Изменить размер шрифта - +
Она по большей части благосклонна только к тем, которые не очень нуждаются в ней.

Глаза офицера горели как уголья; на лбу его выступили крупные капли пота. Он, не отрываясь, смотрел на билеты, которыми искуситель небрежно ударял по столу. Долг присяги мало-помалу отступал на второй план перед таким соблазном.

— Давайте! — глухо прошептал искушаемый. — Но скажите же наконец, чего вы хотите от меня?

Вторая пачка билетов тоже исчезла в кармане его мундира.

— Сущих пустяков, — ответил Бессребреник. — Мы с женой путешествуем ради своего удовольствия и любознательности. Нам очень хотелось бы побывать на Кубе; но там война, представляющая массу неудобств для туристов, самое скучное из которых — ежеминутные остановки нашей яхты крейсерами. Поэтому я прошу у вас только простого пропускного билета.

— И больше ничего?

— Больше ничего.

— А вы можете дать мне честное слово, что у вас на яхте нет никакой контрабанды?

— Разве я, граф де Солиньяк, и моя жена похожи на контрабандистов?..

— О, нет…

— И по-моему тоже… Итак, капитан, я уверен, что вы, как человек предусмотрительный, запаслись на всякий случай пропускными билетами, подписанными вашим главнокомандующим, и захватили с собой один из них…

— Да, вы не ошиблись, сеньор.
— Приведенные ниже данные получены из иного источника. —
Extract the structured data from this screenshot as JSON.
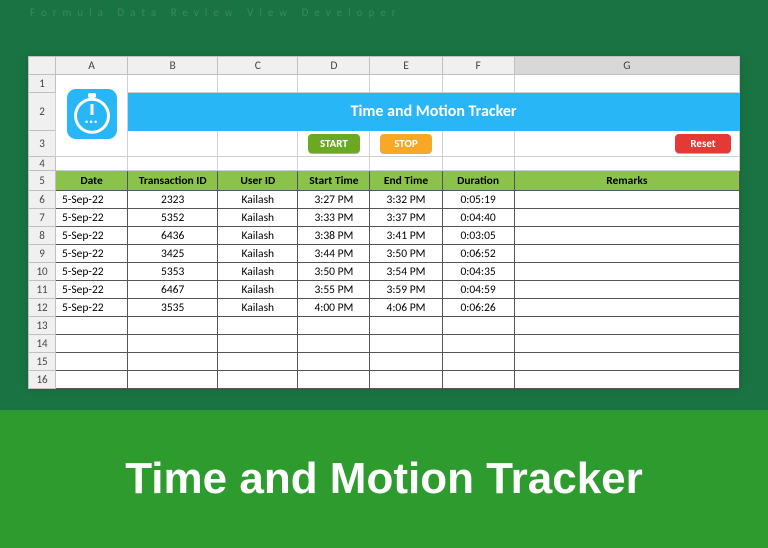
{
  "columns": [
    "",
    "A",
    "B",
    "C",
    "D",
    "E",
    "F",
    "G"
  ],
  "title": "Time and Motion Tracker",
  "buttons": {
    "start": "START",
    "stop": "STOP",
    "reset": "Reset"
  },
  "headers": {
    "date": "Date",
    "txid": "Transaction ID",
    "user": "User ID",
    "stime": "Start Time",
    "etime": "End Time",
    "dur": "Duration",
    "remarks": "Remarks"
  },
  "rows": [
    {
      "date": "5-Sep-22",
      "txid": "2323",
      "user": "Kailash",
      "stime": "3:27 PM",
      "etime": "3:32 PM",
      "dur": "0:05:19",
      "remarks": ""
    },
    {
      "date": "5-Sep-22",
      "txid": "5352",
      "user": "Kailash",
      "stime": "3:33 PM",
      "etime": "3:37 PM",
      "dur": "0:04:40",
      "remarks": ""
    },
    {
      "date": "5-Sep-22",
      "txid": "6436",
      "user": "Kailash",
      "stime": "3:38 PM",
      "etime": "3:41 PM",
      "dur": "0:03:05",
      "remarks": ""
    },
    {
      "date": "5-Sep-22",
      "txid": "3425",
      "user": "Kailash",
      "stime": "3:44 PM",
      "etime": "3:50 PM",
      "dur": "0:06:52",
      "remarks": ""
    },
    {
      "date": "5-Sep-22",
      "txid": "5353",
      "user": "Kailash",
      "stime": "3:50 PM",
      "etime": "3:54 PM",
      "dur": "0:04:35",
      "remarks": ""
    },
    {
      "date": "5-Sep-22",
      "txid": "6467",
      "user": "Kailash",
      "stime": "3:55 PM",
      "etime": "3:59 PM",
      "dur": "0:04:59",
      "remarks": ""
    },
    {
      "date": "5-Sep-22",
      "txid": "3535",
      "user": "Kailash",
      "stime": "4:00 PM",
      "etime": "4:06 PM",
      "dur": "0:06:26",
      "remarks": ""
    }
  ],
  "emptyRows": 4,
  "footer": "Time and Motion Tracker"
}
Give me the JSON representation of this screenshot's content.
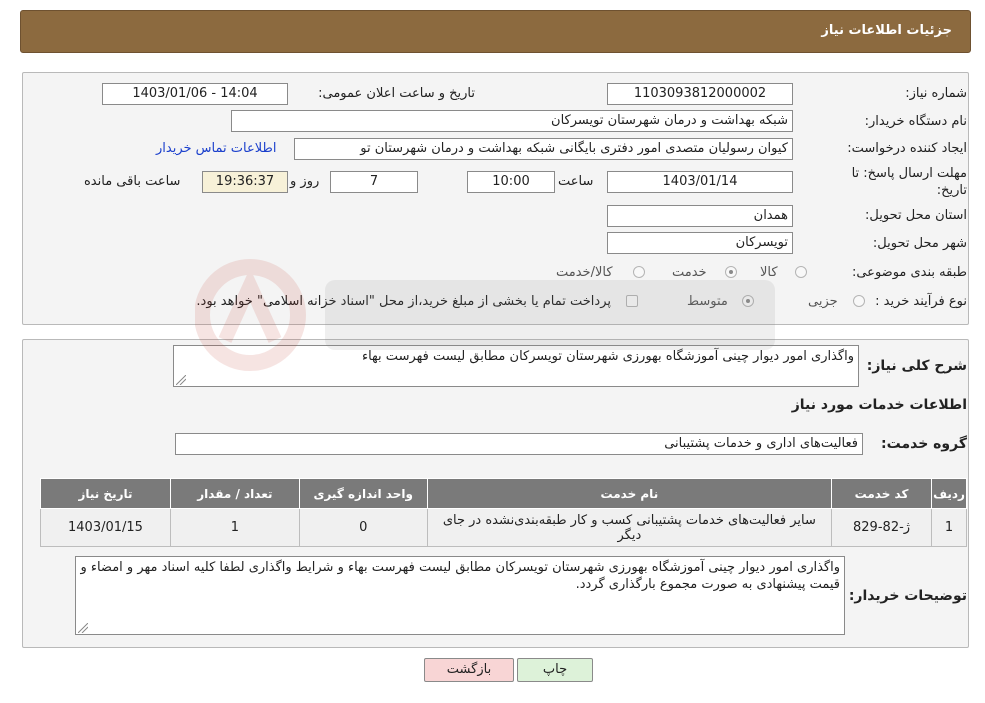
{
  "header": {
    "title": "جزئیات اطلاعات نیاز"
  },
  "form": {
    "need_number_label": "شماره نیاز:",
    "need_number": "1103093812000002",
    "announce_label": "تاریخ و ساعت اعلان عمومی:",
    "announce_value": "1403/01/06 - 14:04",
    "buyer_org_label": "نام دستگاه خریدار:",
    "buyer_org": "شبکه بهداشت و درمان شهرستان تویسرکان",
    "creator_label": "ایجاد کننده درخواست:",
    "creator": "کیوان رسولیان متصدی امور دفتری بایگانی شبکه بهداشت و درمان شهرستان تو",
    "contact_link": "اطلاعات تماس خریدار",
    "deadline_label_1": "مهلت ارسال پاسخ: تا",
    "deadline_label_2": "تاریخ:",
    "deadline_date": "1403/01/14",
    "time_label": "ساعت",
    "deadline_time": "10:00",
    "days_value": "7",
    "days_label": "روز و",
    "remaining_time": "19:36:37",
    "remaining_label": "ساعت باقی مانده",
    "province_label": "استان محل تحویل:",
    "province": "همدان",
    "city_label": "شهر محل تحویل:",
    "city": "تویسرکان",
    "category_label": "طبقه بندی موضوعی:",
    "category_options": [
      "کالا",
      "خدمت",
      "کالا/خدمت"
    ],
    "process_label": "نوع فرآیند خرید :",
    "process_options": [
      "جزیی",
      "متوسط"
    ],
    "payment_note": "پرداخت تمام یا بخشی از مبلغ خرید،از محل \"اسناد خزانه اسلامی\" خواهد بود."
  },
  "details": {
    "summary_label": "شرح کلی نیاز:",
    "summary": "واگذاری امور دیوار چینی آموزشگاه بهورزی شهرستان تویسرکان مطابق لیست فهرست بهاء",
    "services_title": "اطلاعات خدمات مورد نیاز",
    "service_group_label": "گروه خدمت:",
    "service_group": "فعالیت‌های اداری و خدمات پشتیبانی",
    "table": {
      "headers": [
        "ردیف",
        "کد خدمت",
        "نام خدمت",
        "واحد اندازه گیری",
        "تعداد / مقدار",
        "تاریخ نیاز"
      ],
      "rows": [
        [
          "1",
          "ژ-82-829",
          "سایر فعالیت‌های خدمات پشتیبانی کسب و کار طبقه‌بندی‌نشده در جای دیگر",
          "0",
          "1",
          "1403/01/15"
        ]
      ]
    },
    "buyer_notes_label": "توضیحات خریدار:",
    "buyer_notes": "واگذاری امور دیوار چینی آموزشگاه بهورزی شهرستان تویسرکان مطابق لیست فهرست بهاء و شرایط واگذاری لطفا کلیه اسناد مهر و امضاء و قیمت پیشنهادی به صورت مجموع بارگذاری گردد."
  },
  "buttons": {
    "print": "چاپ",
    "back": "بازگشت"
  },
  "colors": {
    "header_bg": "#8c6a3f",
    "table_header_bg": "#7a7a7a",
    "back_btn": "#f8d5d5",
    "print_btn": "#ddf2d9",
    "link": "#1a3fcc"
  }
}
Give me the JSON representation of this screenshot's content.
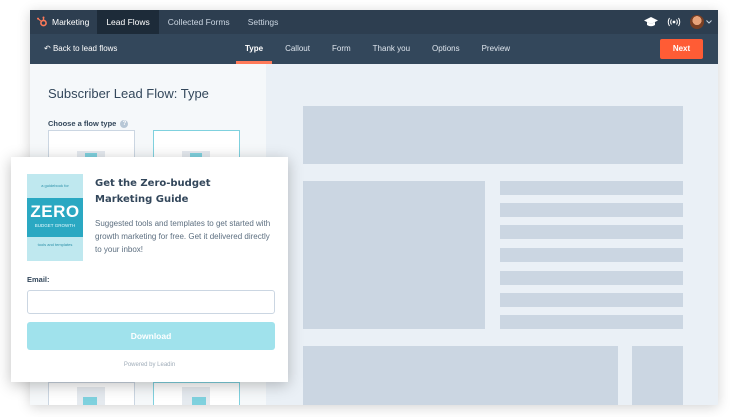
{
  "topnav": {
    "brand": "Marketing",
    "items": [
      {
        "label": "Lead Flows",
        "active": true
      },
      {
        "label": "Collected Forms",
        "active": false
      },
      {
        "label": "Settings",
        "active": false
      }
    ],
    "icons": [
      "academy-icon",
      "broadcast-icon",
      "avatar",
      "chevron-down-icon"
    ]
  },
  "subbar": {
    "back_label": "Back to lead flows",
    "tabs": [
      {
        "label": "Type",
        "active": true
      },
      {
        "label": "Callout",
        "active": false
      },
      {
        "label": "Form",
        "active": false
      },
      {
        "label": "Thank you",
        "active": false
      },
      {
        "label": "Options",
        "active": false
      },
      {
        "label": "Preview",
        "active": false
      }
    ],
    "next_label": "Next"
  },
  "left": {
    "title": "Subscriber Lead Flow: Type",
    "flow_label": "Choose a flow type",
    "help_glyph": "?"
  },
  "popup": {
    "book": {
      "top_text": "a guidebook for",
      "big": "ZERO",
      "band_sub": "BUDGET GROWTH",
      "bottom_text": "tools and templates"
    },
    "title": "Get the Zero-budget Marketing Guide",
    "description": "Suggested tools and templates to get started with growth marketing for free. Get it delivered directly to your inbox!",
    "email_label": "Email:",
    "email_value": "",
    "button_label": "Download",
    "powered_by": "Powered by Leadin"
  },
  "colors": {
    "nav_bg": "#2d3e50",
    "subbar_bg": "#33475b",
    "accent_orange": "#ff5c35",
    "teal": "#2aa8c2",
    "button_light_teal": "#a0e2ec",
    "placeholder_block": "#cbd6e2"
  }
}
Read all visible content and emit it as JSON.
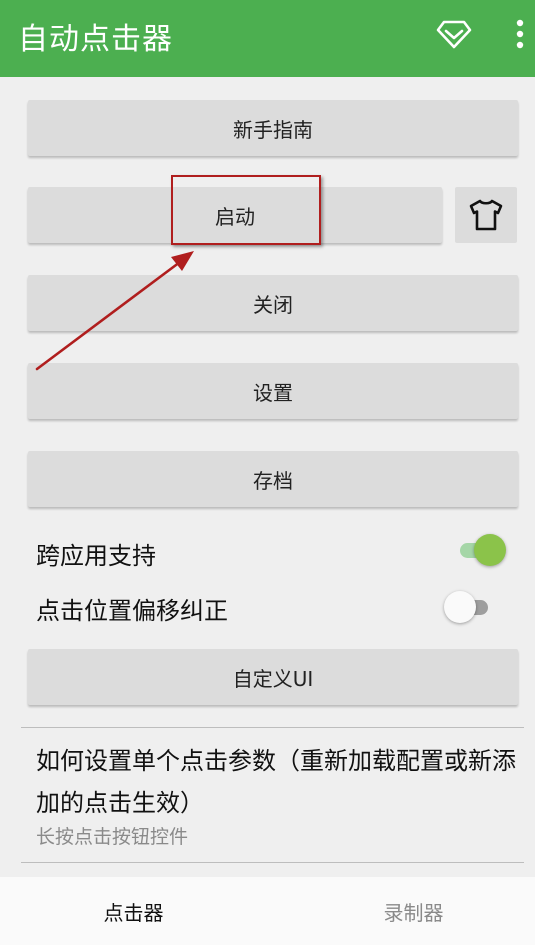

Я захватил с собой такой билет, потому что вид вашей яхты заставил меня предположить, что ее смело можно будет пропустить.

— Ну, вот видите. Потрудитесь же достать этот билет, сделать на нем надлежащую надпись и вручить мне… Вот чернила и перо.

Побежденный американскими банковыми билетами, испанец достал из кармана форменный бланк, с лихорадочной поспешностью набросал на нем несколько строк и передал билет Бессребренику.

Тот внимательно прочел:

«Я, нижеподписавшийся, капитан фрегата испанского флота, лейтенант крейсера „Гвадиана“, сим свидетельствую и удостоверяю, что яхта „Пеннилес“ под американским флагом не имеет на своем борту ничего подозрительного в смысле военной контрабанды, в доказательство чего выдается это свидетельство.

Подпись: Родригец».

Ниже было напечатано:

«Пропускать везде беспрепятственно предъявителя этой охранительной грамоты».

Затем следовали подпись и печать Вейлера.

Бессребреник с довольным видом кивнул головой и встал. Испанец последовал его примеру, и оба они вышли на палубу.

Проводив своего гостя, капитан яхты обратился к лоцману и сказал:

— Ну что, мистер Адамс? Видите, дело отлично обошлось без ареста и виселицы… Теперь ведите яхту к острову, на котором нас встретят люди генерала Масео, а может быть, и сам он. Я послал ему уведомление, что буду у берега Кубы сегодня вечером в девять часов, а вы знаете, я привык сдерживать свои обещания.

— Все это мне кажется какой-то фантасмагорией, капитан… — начал было лоцман.

— Э, мой друг, какой же вы после этого янки, когда признаете фантасмагории! — смеясь перебил Бессребреник.

— Но каким же образом вы устроили это?

— Очень просто: выручил человека из нужды — вот и все!

— Ага! Теперь я понимаю.

— И отлично… Итак, можете продолжать путь.

Лоцман подошел к рулю, взялся за колесо и скомандовал:

— Go ahead! (Вперед! )

Через минуту яхта снова плавно понеслась по волнам к берегам Кубы.

 

 

Яхта вошла в небольшой, хорошо укрытый заливчик и все время была под парами, чтобы каждую минуту быть готовой пуститься обратно в море.

Наступала ночь. Издали доносился треск ружейной перестрелки, по временам грохот пушек.